Israel's Own 'New Hampshire'
ISRAEL'S political scene is ablaze. On Feb. 19, Labor's Siamese twins, Yitzhak Rabin and Shimon Peres, will face off in a primary election that may conclude their 18-year rivalry. The next day, Prime Minister Yitzhak Shamir will be challenged in Likud's nominating convention by Housing Minister Ariel Sharon and by Foreign Minister David Levy. Of all these candidacies, only Mr. Rabin's holds promise for Israel's future.
Neither Mr. Sharon nor Mr. Levy will depose Mr. Shamir. But the 76-year-old premier is expected to retire before his 80th birthday. The scramble in Likud's convention will kick off the struggle for Shamir's succession.
The Labor Party's American-style primary, unprecedented in Israel, means that the wide public, rather than a few thousand party hacks, will choose directly a candidate for prime minister. This gives Rabin an edge.
After Labor's defeat in 1977, Mr. Peres rebuilt the demoralized party. But while he consolidated his position as party leader, and despite an impressive stint as prime minister, Peres failed to reverse Labor's unpopularity among working-class Israelis of Middle-Eastern background.
Labor supporters want an electable candidate, and Peres has failed four consecutive times to defeat Likud. Many Israelis see Peres as a schemer who, as defense minister, undermined then-Prime Minister Rabin and later, as foreign minister, launched his own foreign policy above Prime Minister Shamir's head.
Peres finally lost political altitude when he tried two years ago to entice marginal parliamentarians to defect from right to left in return for powerful governmental appointments, so that he could become prime minister.
Israelis of all walks respect Rabin, who at age 25 commanded 1,000 teenagers in some of the fiercest battles of Israel's independence war, and 19 years later led the Israeli Army to victory in the Six Day War. Rabin transformed smoothly into a statesman when, as ambassador to Washington, he lay the foundations for Israel's most crucial alliance.
The shift to politics was more painful, however. The war hero appeared indecisive and uninspiring, a shy man with very few close friends, a colorless public speaker with a deep disdain for ceremony and public relations. In 1976, after two years as premier, he was forced to resign. But Rabin has come far since then.

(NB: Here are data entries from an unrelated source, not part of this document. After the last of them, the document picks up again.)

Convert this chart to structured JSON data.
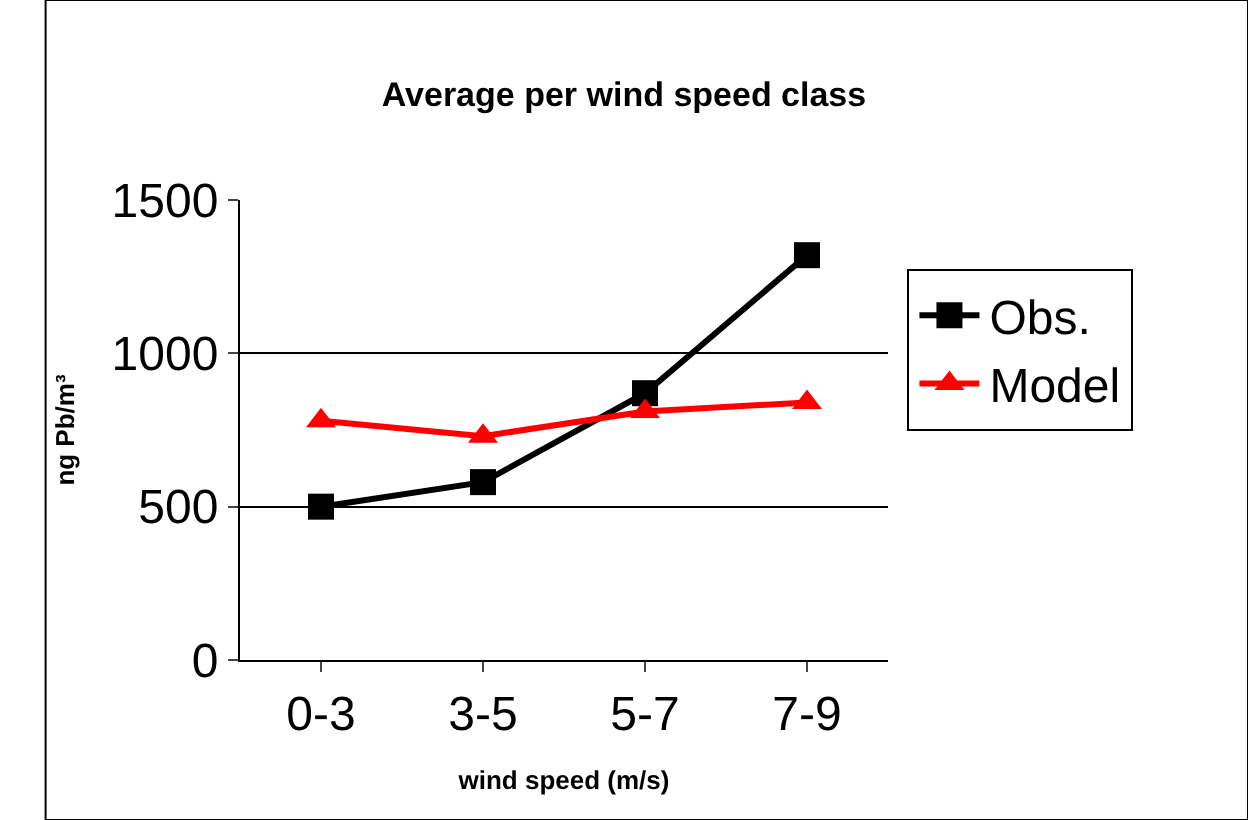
{
  "chart_data": {
    "type": "line",
    "title": "Average per wind speed class",
    "xlabel": "wind speed (m/s)",
    "ylabel": "ng Pb/m³",
    "categories": [
      "0-3",
      "3-5",
      "5-7",
      "7-9"
    ],
    "series": [
      {
        "name": "Obs.",
        "color": "#000000",
        "values": [
          500,
          580,
          870,
          1320
        ],
        "marker": "square"
      },
      {
        "name": "Model",
        "color": "#ff0000",
        "values": [
          780,
          730,
          810,
          840
        ],
        "marker": "triangle"
      }
    ],
    "ylim": [
      0,
      1500
    ],
    "yticks": [
      0,
      500,
      1000,
      1500
    ],
    "grid": "y",
    "legend": "right",
    "line_style": "solid"
  }
}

In the last 15 years, Rabin managed to maintain his political ground despite ongoing attempts by Peres to sideline him. As minister of defense he personified the average Israeli's attitude when he advocated concessions for peace, while also making it clear that anti-Israeli violence will not be left unanswered.
During the most difficult days of the Palestinian uprising, Rabin was the only Israeli leader who came up with a viable plan for dialogue, when he proposed to hold elections in the West Bank and Gaza. He also launched the first-ever deep cuts in the defense budget, including the scrapping of a multi-billion-dollar attempt to build an Israeli fighter jet.

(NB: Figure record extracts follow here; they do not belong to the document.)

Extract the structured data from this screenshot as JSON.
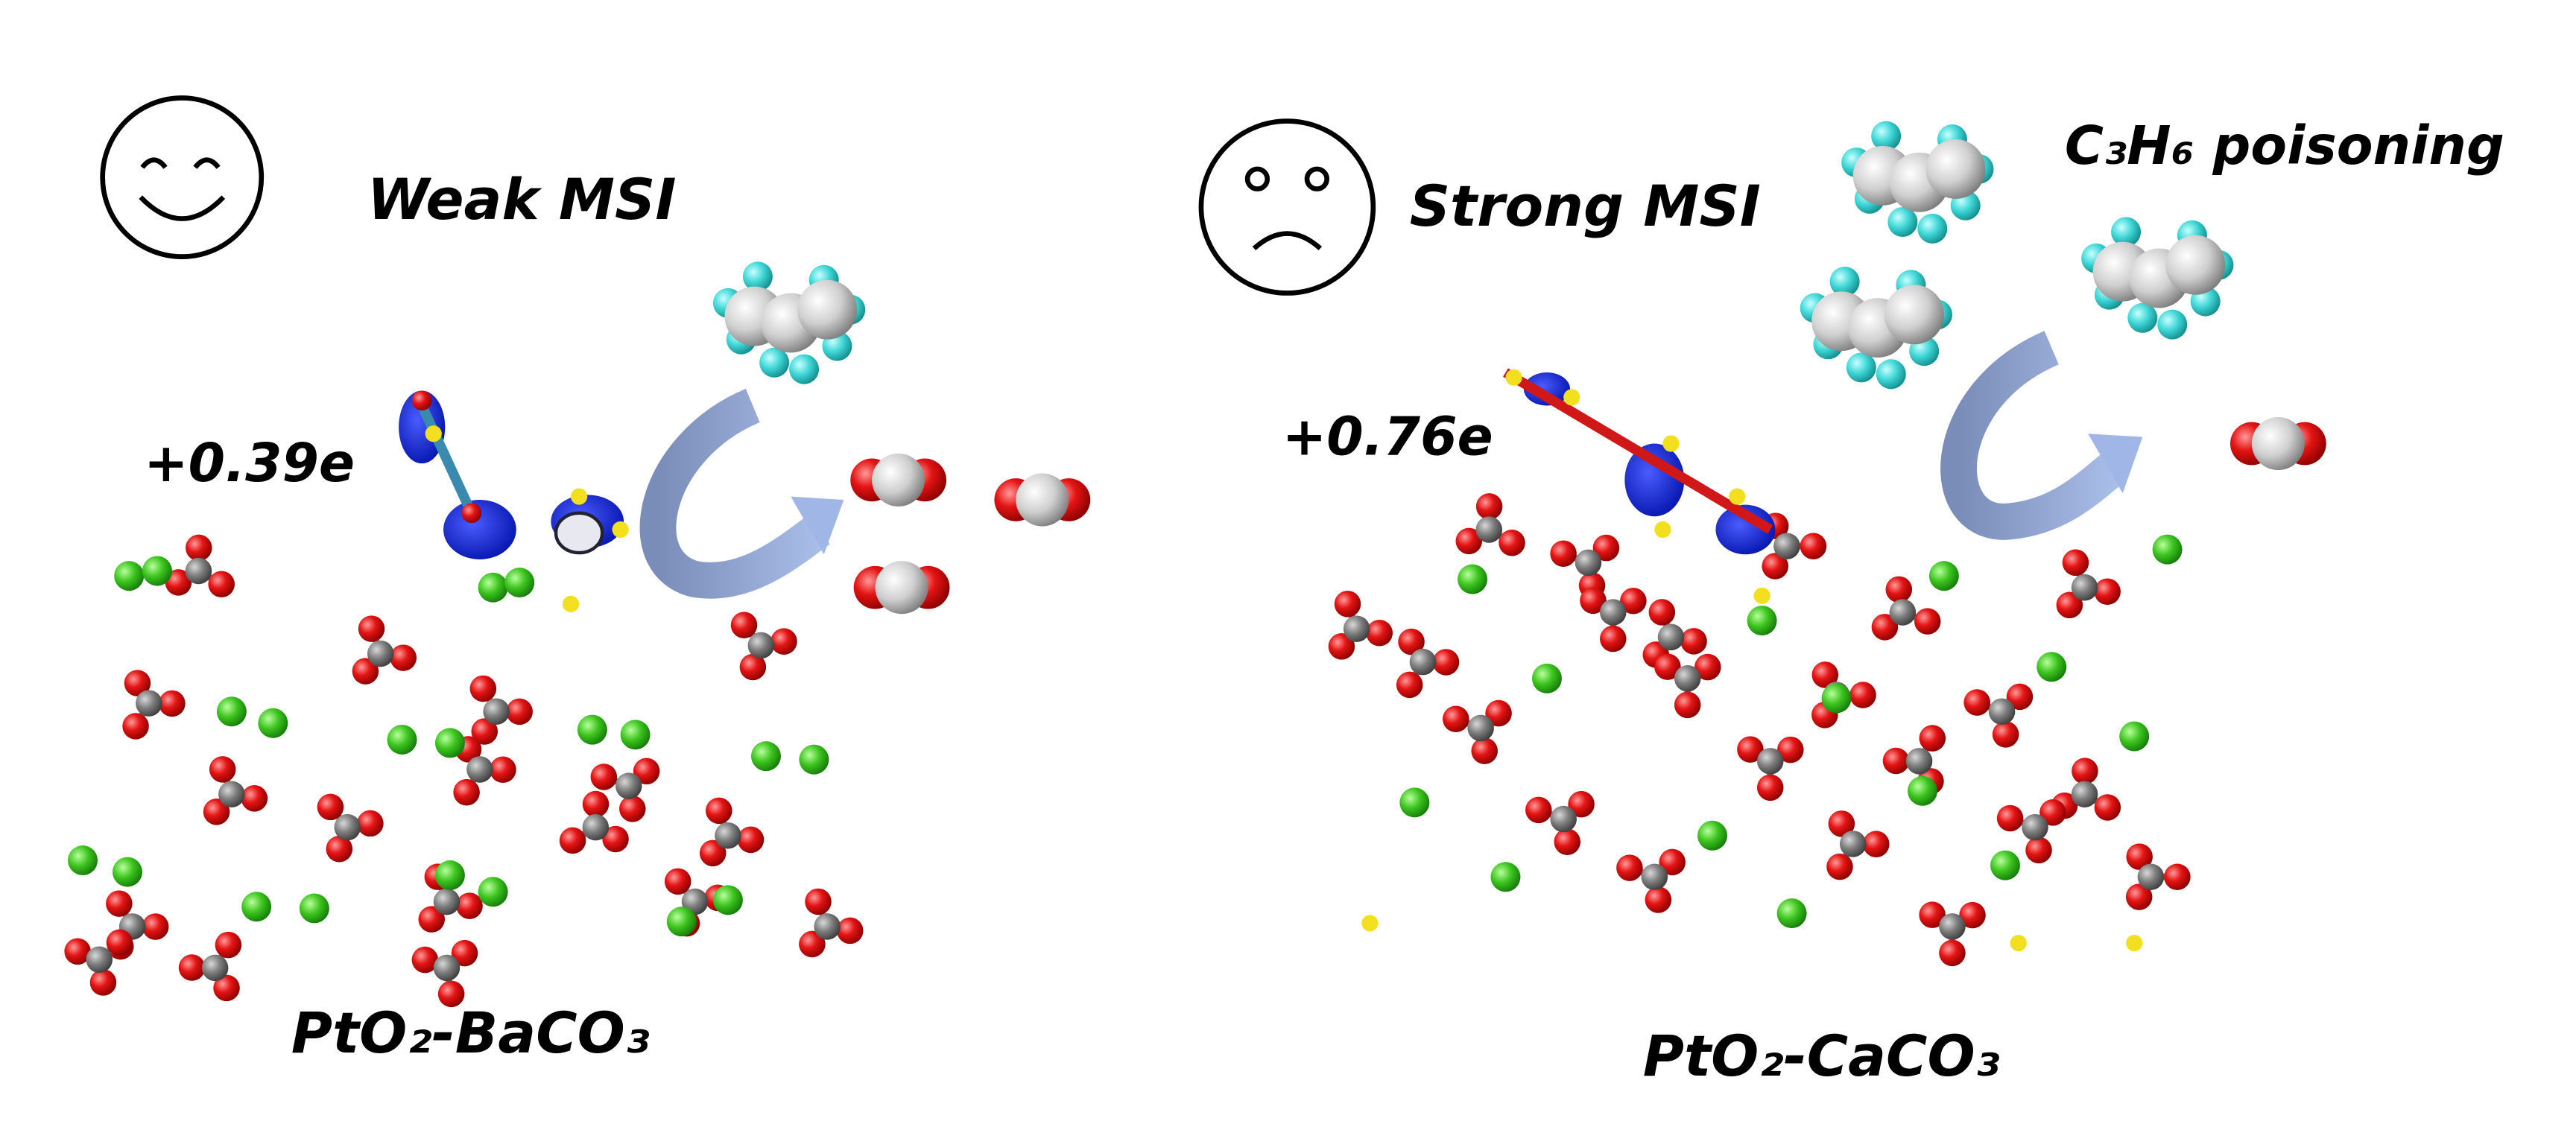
{
  "panels": [
    {
      "title": "Weak MSI",
      "charge": "+0.39e",
      "label": "PtO₂-BaCO₃"
    },
    {
      "title": "Strong MSI",
      "charge": "+0.76e",
      "label": "PtO₂-CaCO₃",
      "annotation": "C₃H₆ poisoning"
    }
  ]
}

UNLIKE arch-politicians such as Peres, Rabin's formative years were spent far from the ecosystems of civil service and party politics. "The premiership is for me an option, not an obsession," he said recently, in a stinging reference to Peres's 15-year quest. When he called Peres's wheeling and dealing "a stinking exercise," Rabin expressed many Israeli's disgust with the disproportionate leverage enjoyed by small political parties, and with Peres's submission to their whims.
If elected, Rabin is expected to quickly pass legislation that will diminish the power of small parties, and endorse the election of the premier by popular vote rather than by parliament.
A strong opponent of continued settlement expansion in the occupied territories, Rabin would also redefine budgetary priorities so that employment and immigration absorption would get more attention than they get today.
Peres derives inspiration from his friend Francois Mitterrand, who became president of France after decades in opposition. But polls show Rabin leading Peres by 15 percent, indicating Labor's concern with electability.
Recently arrived immigrants, who will cast up to 12 percent of the votes, can tip the scale come June 23. Selling them a war hero turned diplomat and an honest, practical, and insightful politician, is not impossible.
Rabin is not the Messiah, but he will lead to political reform, to better immigrant absorption, and to a more sincere search for peace. For many Israelis, that would be more than enough.